Mining for mistakes (& misconceptions)
To build both learning and culture
What’s up? Today we’re extending our exploration of success and failure by thinking about how we can make the most of mistakes & misconceptions…
Big idea 🍉
One of the most powerful ways we can flip failure is by constantly being on the lookout for when students make mistakes or misconceptions, and when that happens, taking the opportunity to highlight them, analyse them, and ensure that everyone (not just the person who made them) learns from them.
If one person makes a mistake, then it's quite possible that someone else could make that mistake in the future, and so exposing it and ensuring that everyone is aware of it increases the likelihood that no-one makes it in the future.
If we can do this well, then not only do we end up improving learning in the short term, but we create an even stronger culture, which can benefit learning in the long term… because students become more sensitised to errors and more willing to declare them and wrestle with them.
How can we do this well?
There are (at least) 3 things worth considering:
Seek the permission of the mistake maker... "Oh, this is a classic mistake! Can I share with the class to help others avoid it?" [said with encouragement]
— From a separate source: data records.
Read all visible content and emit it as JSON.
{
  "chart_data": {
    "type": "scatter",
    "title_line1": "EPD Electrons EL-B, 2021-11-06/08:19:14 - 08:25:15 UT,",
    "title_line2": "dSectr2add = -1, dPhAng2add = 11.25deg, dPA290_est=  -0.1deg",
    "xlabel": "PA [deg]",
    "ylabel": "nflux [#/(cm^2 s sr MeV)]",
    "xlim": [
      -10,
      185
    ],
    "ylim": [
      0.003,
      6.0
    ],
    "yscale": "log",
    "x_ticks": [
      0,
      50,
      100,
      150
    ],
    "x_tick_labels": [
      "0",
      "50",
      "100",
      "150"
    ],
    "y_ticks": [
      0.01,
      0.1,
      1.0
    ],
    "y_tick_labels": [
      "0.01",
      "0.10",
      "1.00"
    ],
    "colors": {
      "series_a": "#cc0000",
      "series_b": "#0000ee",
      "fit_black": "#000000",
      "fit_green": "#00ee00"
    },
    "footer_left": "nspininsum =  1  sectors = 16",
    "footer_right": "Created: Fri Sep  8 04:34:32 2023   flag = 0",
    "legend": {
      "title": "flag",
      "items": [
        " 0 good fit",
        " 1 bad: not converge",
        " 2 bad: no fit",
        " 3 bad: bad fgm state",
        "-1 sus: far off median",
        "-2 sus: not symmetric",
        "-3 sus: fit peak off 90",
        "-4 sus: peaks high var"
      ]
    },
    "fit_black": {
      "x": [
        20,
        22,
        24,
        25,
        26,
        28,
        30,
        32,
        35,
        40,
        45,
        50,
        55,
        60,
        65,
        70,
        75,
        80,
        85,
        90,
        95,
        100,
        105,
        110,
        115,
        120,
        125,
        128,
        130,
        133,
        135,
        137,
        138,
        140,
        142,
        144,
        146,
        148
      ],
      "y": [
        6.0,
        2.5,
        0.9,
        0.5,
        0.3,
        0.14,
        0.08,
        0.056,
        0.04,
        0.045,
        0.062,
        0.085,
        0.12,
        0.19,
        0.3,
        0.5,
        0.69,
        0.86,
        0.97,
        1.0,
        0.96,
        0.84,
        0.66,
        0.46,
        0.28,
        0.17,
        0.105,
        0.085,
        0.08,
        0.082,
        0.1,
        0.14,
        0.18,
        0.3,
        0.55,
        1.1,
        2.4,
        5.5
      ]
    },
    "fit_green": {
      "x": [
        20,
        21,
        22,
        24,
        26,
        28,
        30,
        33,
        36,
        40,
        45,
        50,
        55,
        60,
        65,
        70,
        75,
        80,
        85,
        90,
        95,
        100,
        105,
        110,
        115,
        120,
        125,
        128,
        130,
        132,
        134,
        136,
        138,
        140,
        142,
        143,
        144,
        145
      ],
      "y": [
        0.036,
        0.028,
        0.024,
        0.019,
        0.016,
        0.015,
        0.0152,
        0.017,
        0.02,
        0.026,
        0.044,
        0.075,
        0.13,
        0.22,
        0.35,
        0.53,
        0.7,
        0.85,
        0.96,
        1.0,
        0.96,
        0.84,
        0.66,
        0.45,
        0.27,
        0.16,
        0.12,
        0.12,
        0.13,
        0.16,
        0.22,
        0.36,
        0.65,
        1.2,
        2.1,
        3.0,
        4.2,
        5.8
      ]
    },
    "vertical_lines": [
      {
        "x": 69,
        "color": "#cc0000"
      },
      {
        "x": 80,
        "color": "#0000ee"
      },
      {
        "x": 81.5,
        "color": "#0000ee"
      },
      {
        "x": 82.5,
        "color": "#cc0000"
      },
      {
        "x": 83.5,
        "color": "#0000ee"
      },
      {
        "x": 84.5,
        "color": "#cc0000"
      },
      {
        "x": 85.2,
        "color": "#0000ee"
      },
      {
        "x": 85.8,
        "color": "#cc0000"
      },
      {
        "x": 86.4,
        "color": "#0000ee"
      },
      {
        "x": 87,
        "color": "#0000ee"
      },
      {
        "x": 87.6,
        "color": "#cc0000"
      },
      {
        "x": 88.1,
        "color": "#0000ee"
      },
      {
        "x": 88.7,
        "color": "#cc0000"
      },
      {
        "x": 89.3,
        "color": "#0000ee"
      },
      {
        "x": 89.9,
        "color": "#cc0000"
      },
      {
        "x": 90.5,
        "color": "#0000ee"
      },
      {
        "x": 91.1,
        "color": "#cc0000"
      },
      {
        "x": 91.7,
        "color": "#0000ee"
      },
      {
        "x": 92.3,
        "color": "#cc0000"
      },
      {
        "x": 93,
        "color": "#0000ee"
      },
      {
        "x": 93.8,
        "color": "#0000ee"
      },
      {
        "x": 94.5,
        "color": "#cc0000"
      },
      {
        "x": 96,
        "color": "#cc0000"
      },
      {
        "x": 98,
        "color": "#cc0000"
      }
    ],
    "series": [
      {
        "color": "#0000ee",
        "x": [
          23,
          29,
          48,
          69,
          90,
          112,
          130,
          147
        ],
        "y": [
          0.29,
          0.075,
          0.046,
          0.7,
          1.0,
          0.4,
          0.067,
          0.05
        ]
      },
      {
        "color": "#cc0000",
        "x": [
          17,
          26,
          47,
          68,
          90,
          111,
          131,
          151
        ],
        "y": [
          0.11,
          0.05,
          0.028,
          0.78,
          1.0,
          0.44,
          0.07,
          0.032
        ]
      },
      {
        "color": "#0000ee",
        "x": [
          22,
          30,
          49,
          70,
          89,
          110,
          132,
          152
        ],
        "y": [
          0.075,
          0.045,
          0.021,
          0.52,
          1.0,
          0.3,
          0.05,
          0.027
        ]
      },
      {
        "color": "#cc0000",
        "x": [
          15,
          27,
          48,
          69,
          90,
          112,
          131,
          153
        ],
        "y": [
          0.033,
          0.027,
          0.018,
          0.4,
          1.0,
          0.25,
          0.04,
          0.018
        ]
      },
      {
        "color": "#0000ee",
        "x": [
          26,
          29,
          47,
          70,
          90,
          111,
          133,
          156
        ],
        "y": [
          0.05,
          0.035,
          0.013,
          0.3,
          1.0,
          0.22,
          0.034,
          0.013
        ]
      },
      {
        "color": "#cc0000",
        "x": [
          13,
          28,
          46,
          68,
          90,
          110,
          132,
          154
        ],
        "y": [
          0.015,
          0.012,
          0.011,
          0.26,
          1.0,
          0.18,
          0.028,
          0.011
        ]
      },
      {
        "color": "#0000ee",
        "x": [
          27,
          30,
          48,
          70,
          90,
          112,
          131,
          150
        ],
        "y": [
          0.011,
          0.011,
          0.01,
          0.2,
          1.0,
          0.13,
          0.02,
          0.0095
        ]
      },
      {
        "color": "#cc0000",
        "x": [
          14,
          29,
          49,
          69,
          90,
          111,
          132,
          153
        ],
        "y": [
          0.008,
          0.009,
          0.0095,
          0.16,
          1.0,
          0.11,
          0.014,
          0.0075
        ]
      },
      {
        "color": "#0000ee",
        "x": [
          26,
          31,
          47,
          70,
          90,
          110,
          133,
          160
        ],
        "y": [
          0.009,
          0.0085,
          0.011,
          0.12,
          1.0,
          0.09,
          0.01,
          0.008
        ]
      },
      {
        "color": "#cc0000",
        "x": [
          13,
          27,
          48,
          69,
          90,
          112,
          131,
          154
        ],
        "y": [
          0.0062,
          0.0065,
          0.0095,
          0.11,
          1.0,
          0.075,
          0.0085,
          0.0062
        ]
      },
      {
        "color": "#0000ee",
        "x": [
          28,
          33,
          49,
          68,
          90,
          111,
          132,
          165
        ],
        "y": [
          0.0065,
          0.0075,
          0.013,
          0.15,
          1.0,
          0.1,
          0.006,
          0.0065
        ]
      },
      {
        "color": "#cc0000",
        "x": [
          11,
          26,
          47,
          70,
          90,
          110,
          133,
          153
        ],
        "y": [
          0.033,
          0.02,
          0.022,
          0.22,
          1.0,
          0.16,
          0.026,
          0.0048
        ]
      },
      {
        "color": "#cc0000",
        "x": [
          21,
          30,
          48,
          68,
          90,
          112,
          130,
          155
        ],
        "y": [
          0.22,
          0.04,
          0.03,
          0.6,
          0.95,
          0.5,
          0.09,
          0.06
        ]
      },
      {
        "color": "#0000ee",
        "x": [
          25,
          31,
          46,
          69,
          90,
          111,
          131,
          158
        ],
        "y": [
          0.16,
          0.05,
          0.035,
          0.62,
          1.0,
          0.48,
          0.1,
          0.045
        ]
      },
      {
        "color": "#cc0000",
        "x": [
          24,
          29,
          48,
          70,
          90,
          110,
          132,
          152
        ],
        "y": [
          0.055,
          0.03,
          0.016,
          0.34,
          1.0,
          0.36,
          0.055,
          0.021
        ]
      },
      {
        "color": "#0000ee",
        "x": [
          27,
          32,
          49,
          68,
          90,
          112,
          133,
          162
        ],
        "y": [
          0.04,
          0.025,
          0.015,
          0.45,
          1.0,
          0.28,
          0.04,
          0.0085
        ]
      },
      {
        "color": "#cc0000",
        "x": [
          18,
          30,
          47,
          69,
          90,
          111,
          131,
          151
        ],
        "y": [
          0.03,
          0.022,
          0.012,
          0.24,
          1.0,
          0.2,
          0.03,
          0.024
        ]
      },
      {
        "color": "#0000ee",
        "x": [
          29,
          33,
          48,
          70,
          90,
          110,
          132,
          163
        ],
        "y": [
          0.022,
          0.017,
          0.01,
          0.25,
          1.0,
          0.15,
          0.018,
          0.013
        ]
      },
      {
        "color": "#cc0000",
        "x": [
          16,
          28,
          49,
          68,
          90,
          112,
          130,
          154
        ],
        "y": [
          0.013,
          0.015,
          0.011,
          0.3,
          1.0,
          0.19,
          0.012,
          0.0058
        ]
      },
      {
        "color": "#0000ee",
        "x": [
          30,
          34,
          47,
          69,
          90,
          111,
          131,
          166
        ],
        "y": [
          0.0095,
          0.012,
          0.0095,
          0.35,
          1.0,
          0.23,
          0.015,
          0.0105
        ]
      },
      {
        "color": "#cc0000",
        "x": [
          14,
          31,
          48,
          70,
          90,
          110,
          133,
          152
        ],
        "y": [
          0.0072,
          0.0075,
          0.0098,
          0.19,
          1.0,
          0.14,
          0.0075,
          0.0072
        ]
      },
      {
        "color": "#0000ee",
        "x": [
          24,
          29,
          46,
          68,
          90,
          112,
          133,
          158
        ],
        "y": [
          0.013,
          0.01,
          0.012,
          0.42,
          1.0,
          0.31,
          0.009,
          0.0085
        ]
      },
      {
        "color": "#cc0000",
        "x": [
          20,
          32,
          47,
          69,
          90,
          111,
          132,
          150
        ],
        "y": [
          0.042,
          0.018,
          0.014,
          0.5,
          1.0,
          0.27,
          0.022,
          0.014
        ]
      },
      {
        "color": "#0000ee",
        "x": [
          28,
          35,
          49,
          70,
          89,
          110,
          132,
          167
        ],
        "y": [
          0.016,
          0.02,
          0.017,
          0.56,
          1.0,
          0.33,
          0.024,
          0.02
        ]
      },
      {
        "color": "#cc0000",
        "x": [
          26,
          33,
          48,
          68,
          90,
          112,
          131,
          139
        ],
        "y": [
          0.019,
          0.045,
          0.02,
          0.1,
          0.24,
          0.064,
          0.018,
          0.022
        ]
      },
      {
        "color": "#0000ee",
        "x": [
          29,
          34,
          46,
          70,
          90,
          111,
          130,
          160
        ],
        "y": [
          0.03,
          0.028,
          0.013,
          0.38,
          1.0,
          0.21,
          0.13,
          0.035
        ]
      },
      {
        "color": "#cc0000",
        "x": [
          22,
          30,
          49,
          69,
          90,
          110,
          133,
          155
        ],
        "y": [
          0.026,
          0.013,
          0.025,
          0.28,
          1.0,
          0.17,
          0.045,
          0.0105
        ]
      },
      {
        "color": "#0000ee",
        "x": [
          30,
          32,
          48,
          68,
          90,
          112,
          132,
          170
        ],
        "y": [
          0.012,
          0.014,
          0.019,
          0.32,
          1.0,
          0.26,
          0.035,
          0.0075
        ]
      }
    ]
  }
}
Show it in the original form where possible, either using a visualiser or copying onto the board, and get the class to help spot the error.
De-emphasise the individual... "Check out this classic misconception... let's all make sure we don't get caught out by it in the future."
For mining to work, it's paramount that we create the conditions where student work can be shared with absolute psychological safety... if peers snicker or mock mistakes, we’ll be no longer have students willing to trust us and share their errors.
And so, lay down the law before you mine for error, employ maximum consequences for those who disrespect the bravery of their sharing peers, and ideally.... create a culture where sharing is revered (mini applause anyone?).
Nuance → When dealing with mistakes and misconceptions, it's important that we remain aware of the 'mere exposure effect'. Essentially, we should spend at least as much time talking about the right conception as the wrong one(s).
Challenge → How do you deal with errors in your classroom? Is there anything you could do to make your students even more willing to share?
Little links 🥕
On topic → Check out this chapter on the value of creating a constructive climate for error, a paper on the challenges of learning from mistakes, and of course: TLAC 3.0… few people have thought about this stuff as much as Doug et al.
On trend → This week we have a few article on the (largely negative) effects of offloading thinking to digital devices, a study exploring factors influencing social acceptance in primary, and a whole bunch of ace new guides from AERO around how students learn.
PRO bites 🥑
The worst mistake you can make is not to learn from it.